Rather than buy, I’ve been experimenting with different DIY acoustic stomp boxes (foot drum). 
Here’s where I am at this stage…
Depending on the mic(s) used: the final box will be 2″- 4″ x 6″- 8″ x 12″. It will be hollow and made of wood on all 4 sides. (type of wood hasn’t been determined yet)
I’ve collected many mics over the years. (large & small diaphragm, dynamic, ribbon, multi-pattern, boundary etc.) I’m not sure which mic I’ll finally use, they all sound different… but I’ve eliminated piezo discs.
My next experiment will be using a speaker from a woofer.
Advice would be appreciated.


----------



## Granny Gremlin (Jun 3, 2016)

Speaker will be very large and not sure how to integrate it (physically), but the response will be perfect if you're looking for a kick drum type sound. Electronically it is dead simple - just look up any woofer-based kickdrum mic tutorial; same thing.

I wouldn't rule out piezos so quick; they vary in quality and tonality quite a bit and they are real nice and small to make a nice portable unit.

Another idea is to use a trigger (piezo based) into an electronic drum sound generator.
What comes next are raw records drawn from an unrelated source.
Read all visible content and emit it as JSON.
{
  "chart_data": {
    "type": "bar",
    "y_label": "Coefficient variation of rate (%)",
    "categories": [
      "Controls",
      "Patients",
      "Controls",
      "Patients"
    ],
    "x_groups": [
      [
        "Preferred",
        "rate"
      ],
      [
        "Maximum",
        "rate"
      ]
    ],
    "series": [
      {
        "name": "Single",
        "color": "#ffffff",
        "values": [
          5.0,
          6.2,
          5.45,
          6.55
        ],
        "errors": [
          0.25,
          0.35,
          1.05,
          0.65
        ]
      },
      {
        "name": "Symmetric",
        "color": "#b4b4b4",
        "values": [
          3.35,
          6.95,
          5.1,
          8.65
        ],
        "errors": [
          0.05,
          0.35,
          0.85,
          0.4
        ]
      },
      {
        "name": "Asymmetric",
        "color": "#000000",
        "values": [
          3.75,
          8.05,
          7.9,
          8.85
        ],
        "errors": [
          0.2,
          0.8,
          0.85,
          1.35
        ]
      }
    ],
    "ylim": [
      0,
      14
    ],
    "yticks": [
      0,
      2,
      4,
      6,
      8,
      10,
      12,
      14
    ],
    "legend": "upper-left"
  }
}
This is what I did after exploring this area (tried a bunch of things from carrying around a mini kick drum and pedal (floor tom) and went down to this when I came accross the box in a local shop for cheap.

 

(click pic for blog post with more detail)


----------



## Bill Kerrigan (Feb 24, 2018)

Very interesting GG. I'll try making an electronic drum sound generator, after I finish with my aucustic build.

I have a Harman Kardon woofer from a Sound Stick system which might sound very good.
To be continued...

PS. How do I post images on this forum?


----------



## Granny Gremlin (Jun 3, 2016)

Bill Kerrigan said:


> How do I post images on this forum?


Theres a sticky thread somewhere. But if youre a gold member you can just drag and drop into the reply box from your desktop etc.

Otherwise tou need the pics hosted online and use the insert pic tool in the toolbar. It must have http*s* or it wont let you post it ( the hack for that is to remove the entire http://www. And only use the rest of the URL as the link).


----------